White Coconut Chutney

White Coconut Chutney
This Chutney is generally served in South Indian restaurants in and around Matunga, India. Just thinking about this chutney makes my mouth water. All I can think about is the soft, fluffy, warm idlis and crispy medu vadas and delicious dosas. I usually make this chutney in lieu of the tomato-onion chutney that I posted about earlier.
1/2 cup grated coconut ( I use the frozen variety)
16 peppercorns, use less if you need less heat
2-3 green chillies
little tamarind
jaggery to taste
for tempering:
half sprig curry leaves
1 tsp mustard seeds
1 tsp urad dal
Grind all the above ingredients together. Remove in a bowl and temper with oil, hing, mustard seeds, curry leaves, urad dal. Serve with hot idlis, dosas and medu vadas.

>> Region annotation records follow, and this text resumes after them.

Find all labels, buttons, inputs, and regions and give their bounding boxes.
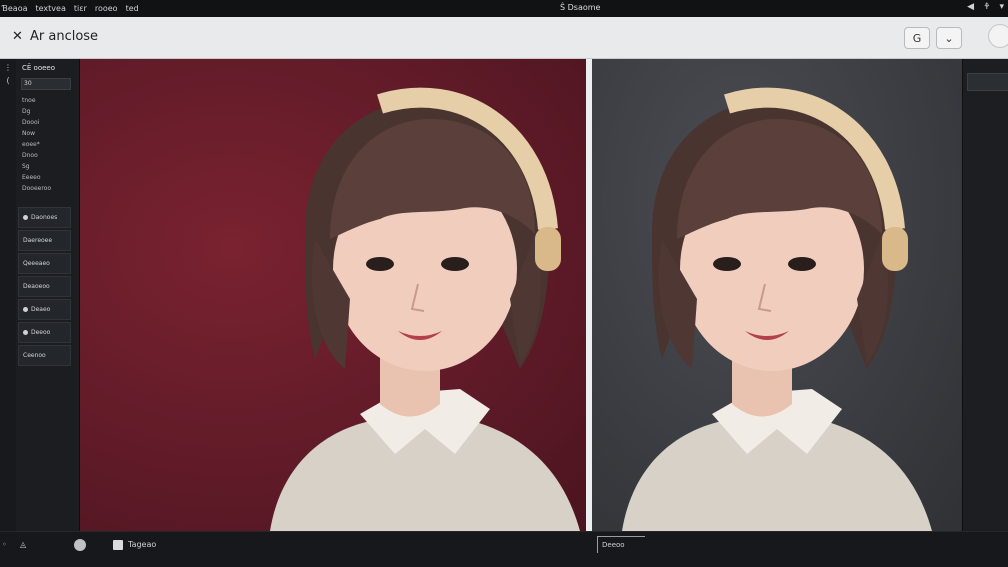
dropdown-button[interactable]: ⌄ [936,27,962,49]
panel-button[interactable]: Ceenoo [18,345,71,366]
menu-file[interactable]: Ɓeaoa [2,4,28,13]
property-item[interactable]: Doooi [22,117,51,128]
back-icon[interactable]: ◀ [967,2,974,12]
panel-button[interactable]: Daonoes [18,207,71,228]
panel-button[interactable]: Deaoeoo [18,276,71,297]
value-field[interactable]: 30 [21,78,71,90]
chevron-down-icon[interactable]: ▾ [999,2,1004,12]
panel-button-label: Deeoo [31,329,51,336]
left-panel: CẼ ooeeo 30 tnoe Dg Doooi Now eoee* Dnoo… [16,59,80,531]
panel-button[interactable]: Qeeeaeo [18,253,71,274]
portrait-image-edited [622,87,932,531]
canvas-edited[interactable] [592,59,962,531]
grab-icon: G [912,31,922,45]
right-panel-tab[interactable] [967,73,1008,91]
app-window: Ɓeaoa textvea tiɛr rooeo ted Ŝ Dsaome ◀ … [0,0,1008,567]
tray-icon[interactable]: 🕈 [984,2,989,12]
portrait-image-original [270,87,580,531]
tool-rail: ⋮ ( [0,59,16,531]
status-field[interactable]: Deeoo [597,536,645,553]
right-panel [962,59,1008,531]
rail-tool-2-icon[interactable]: ( [0,76,16,85]
dot-icon [23,307,28,312]
property-item[interactable]: Eeeeo [22,172,51,183]
menu-tools[interactable]: ted [126,4,139,13]
panel-header: CẼ ooeeo [22,64,55,72]
property-item[interactable]: tnoe [22,95,51,106]
menu-text[interactable]: textvea [36,4,66,13]
document-title: Ar anclose [30,29,99,44]
property-item[interactable]: Dooeeroo [22,183,51,194]
panel-button-label: Ceenoo [23,352,46,359]
panel-button-label: Qeeeaeo [23,260,50,267]
property-item[interactable]: Now [22,128,51,139]
title-bar: ✕ Ar anclose G ⌄ [0,17,1008,59]
zoom-knob[interactable] [74,539,86,551]
panel-button-label: Deaeo [31,306,51,313]
dropdown-icon: ⌄ [944,31,954,45]
menu-view[interactable]: rooeo [95,4,118,13]
checkbox[interactable] [113,540,123,550]
property-item[interactable]: Sg [22,161,51,172]
panel-button-label: Daereoee [23,237,53,244]
eye-icon [23,330,28,335]
panel-button-label: Daonoes [31,214,58,221]
eye-icon [23,215,28,220]
canvas-original[interactable] [80,59,586,531]
property-item[interactable]: eoee* [22,139,51,150]
property-item[interactable]: Dg [22,106,51,117]
app-title: Ŝ Dsaome [560,3,601,12]
grab-button[interactable]: G [904,27,930,49]
panel-button[interactable]: Deeoo [18,322,71,343]
action-button-group: Daonoes Daereoee Qeeeaeo Deaoeoo Deaeo D… [18,207,71,368]
status-bar: ◦ ◬ Tageao Deeoo [0,531,1008,567]
triangle-icon[interactable]: ◬ [20,540,26,549]
system-tray: ◀ 🕈 ▾ [967,2,1004,12]
menu-bar: Ɓeaoa textvea tiɛr rooeo ted Ŝ Dsaome ◀ … [0,0,1008,17]
menu-list: Ɓeaoa textvea tiɛr rooeo ted [0,4,139,13]
avatar[interactable] [988,24,1008,48]
panel-button-label: Deaoeoo [23,283,50,290]
property-item[interactable]: Dnoo [22,150,51,161]
panel-button[interactable]: Deaeo [18,299,71,320]
rail-tool-1-icon[interactable]: ⋮ [0,63,16,72]
property-list: tnoe Dg Doooi Now eoee* Dnoo Sg Eeeeo Do… [22,95,51,194]
status-label: Tageao [128,540,157,549]
panel-button[interactable]: Daereoee [18,230,71,251]
menu-tier[interactable]: tiɛr [74,4,87,13]
status-icon[interactable]: ◦ [2,540,7,549]
close-icon[interactable]: ✕ [12,29,23,44]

Thursday, January 20, 2011

Tomato-Onion Chutney

A gorgeous hue of red-orange:)
I am so used to eating the usual coconut-cilantro chutney, that when I first ate this chutney, I fell in love with it. Now I make it almost eveytime I make idlis and dosas. Each time I make it, I end up licking my fingers and spoon while cleaning up. Each time I make this chutney, my son knows its either idli or dosa day:)
1 1/2 red tomatoes
1/2 onion
5 red chillies
little tamarind soaked in water
1 tbs chana dal
2 cloves garlic
1 tsp cumin seeds
salt to taste
for tempering:
1 tsp mustard seeds
1 sprig of curry leaves
Shallow fry all the above ingredients till the raw smell is gone. Grind in blender without adding any water when cold. Then temper with hing, mustard seeds and curry leaves. Serve with idlis or dosas.